Ceux qui désiraient s'inscrire au volet "auteurs" de l'ENH devaient soumettre deux textes humoristiques, soit un monologue et un dialogue. Je ne me considérais pas doué pour l'écriture ni pour l'humour, mais je me suis quand même prêté au jeu, question d'ajouter un peu de suspense à ma vie hautement répétitive.

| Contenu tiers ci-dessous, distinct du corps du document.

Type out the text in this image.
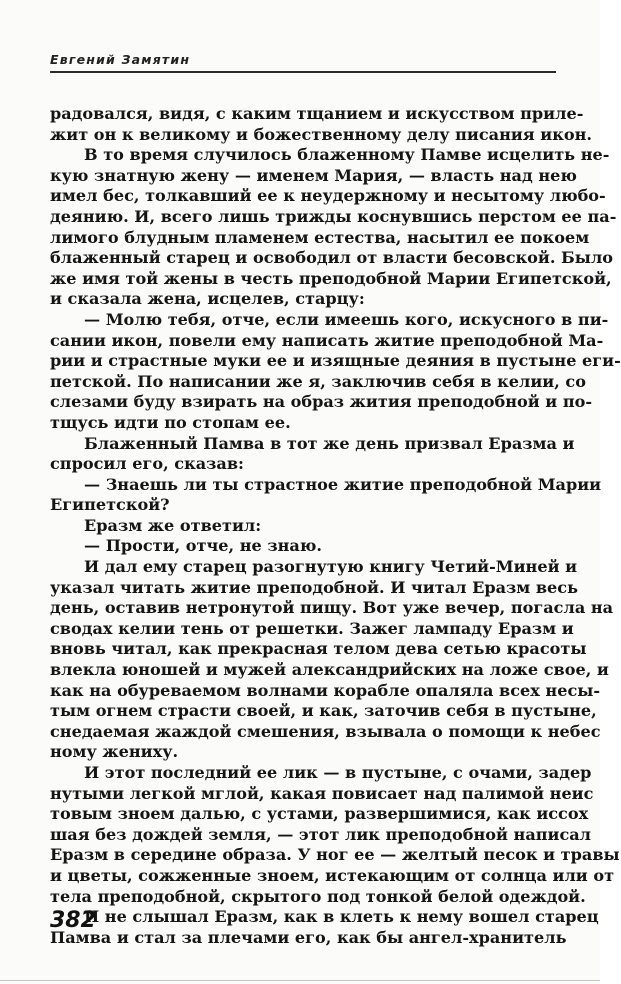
Евгений Замятин
радовался, видя, с каким тщанием и искусством приле-
жит он к великому и божественному делу писания икон.
В то время случилось блаженному Памве исцелить не-
кую знатную жену — именем Мария, — власть над нею
имел бес, толкавший ее к неудержному и несытому любо-
деянию. И, всего лишь трижды коснувшись перстом ее па-
лимого блудным пламенем естества, насытил ее покоем
блаженный старец и освободил от власти бесовской. Было
же имя той жены в честь преподобной Марии Египетской,
и сказала жена, исцелев, старцу:
— Молю тебя, отче, если имеешь кого, искусного в пи-
сании икон, повели ему написать житие преподобной Ма-
рии и страстные муки ее и изящные деяния в пустыне еги-
петской. По написании же я, заключив себя в келии, со
слезами буду взирать на образ жития преподобной и по-
тщусь идти по стопам ее.
Блаженный Памва в тот же день призвал Еразма и
спросил его, сказав:
— Знаешь ли ты страстное житие преподобной Марии
Египетской?
Еразм же ответил:
— Прости, отче, не знаю.
И дал ему старец разогнутую книгу Четий-Миней и
указал читать житие преподобной. И читал Еразм весь
день, оставив нетронутой пищу. Вот уже вечер, погасла на
сводах келии тень от решетки. Зажег лампаду Еразм и
вновь читал, как прекрасная телом дева сетью красоты
влекла юношей и мужей александрийских на ложе свое, и
как на обуреваемом волнами корабле опаляла всех несы-
тым огнем страсти своей, и как, заточив себя в пустыне,
снедаемая жаждой смешения, взывала о помощи к небес
ному жениху.
И этот последний ее лик — в пустыне, с очами, задер
нутыми легкой мглой, какая повисает над палимой неис
товым зноем далью, с устами, развершимися, как иссох
шая без дождей земля, — этот лик преподобной написал
Еразм в середине образа. У ног ее — желтый песок и травы
и цветы, сожженные зноем, истекающим от солнца или от
тела преподобной, скрытого под тонкой белой одеждой.
И не слышал Еразм, как в клеть к нему вошел старец
Памва и стал за плечами его, как бы ангел-хранитель
382
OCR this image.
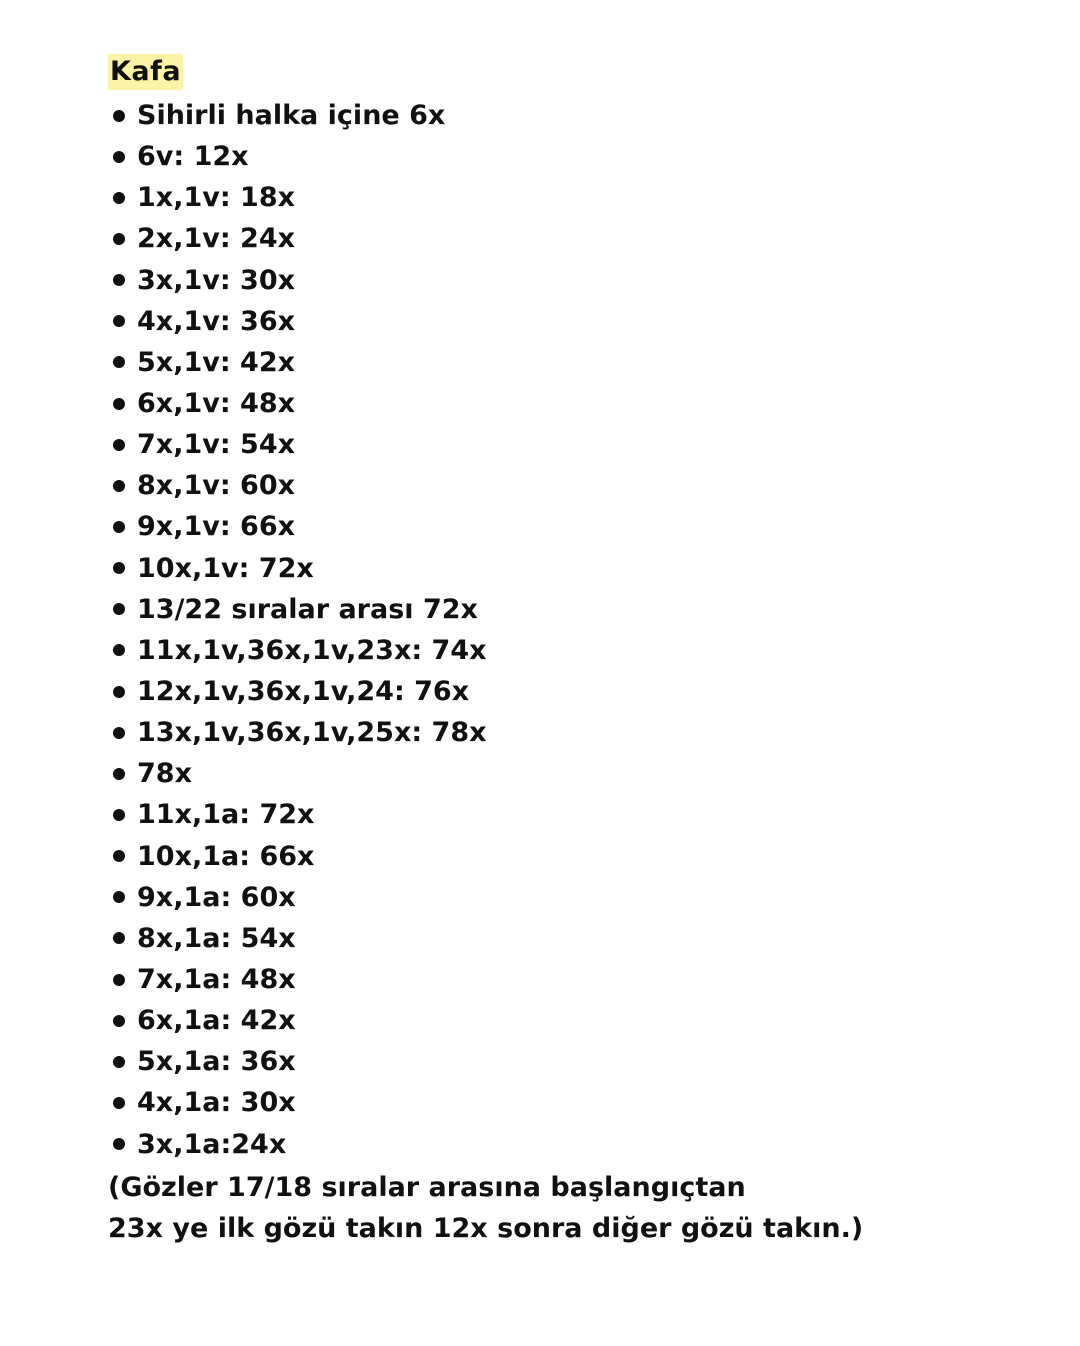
Kafa
Sihirli halka içine 6x
6v: 12x
1x,1v: 18x
2x,1v: 24x
3x,1v: 30x
4x,1v: 36x
5x,1v: 42x
6x,1v: 48x
7x,1v: 54x
8x,1v: 60x
9x,1v: 66x
10x,1v: 72x
13/22 sıralar arası 72x
11x,1v,36x,1v,23x: 74x
12x,1v,36x,1v,24: 76x
13x,1v,36x,1v,25x: 78x
78x
11x,1a: 72x
10x,1a: 66x
9x,1a: 60x
8x,1a: 54x
7x,1a: 48x
6x,1a: 42x
5x,1a: 36x
4x,1a: 30x
3x,1a:24x
(Gözler 17/18 sıralar arasına başlangıçtan
23x ye ilk gözü takın 12x sonra diğer gözü takın.)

Je ne connaissais rien aux procédés humoristiques, alors j'y suis allé au pif, en écrivant sur des comportements que je trouvais stupides. J'ai soumis un monologue intitulé "Les Ambulanciers Volontaires", où je dénonçais les fous du volant, et "Dialogue avec un Cochon", inspiré de ma conversation avec un policier insensible, après que j'aie frôlé la mort dans un accident d'auto.
Quelques semaines plus tard, j'ai été convoqué à une entrevue. Dans ma tête, j'imaginais que l'École de l'Humour était euh... une école. Une grosse bâtisse verte dont l'entrée était le sourire géant d'un bonhomme Juste Pour Rire. Mais c'était en fait des locaux anonymes, au troisième étage d'un édifice à bureaux, et à peine plus grand que mon appartement.
En attendant mon tour pour l'entrevue, j'observe les photos de finissants sur les murs. La plupart des autres candidats, eux, se connaissent déjà. Ils parlent des humoristes de la relève, dont les noms ne me disent absolument rien. Et quand un enseignant ou un membre de la direction passe, ils les saluent comme s'ils étaient de vieux amis.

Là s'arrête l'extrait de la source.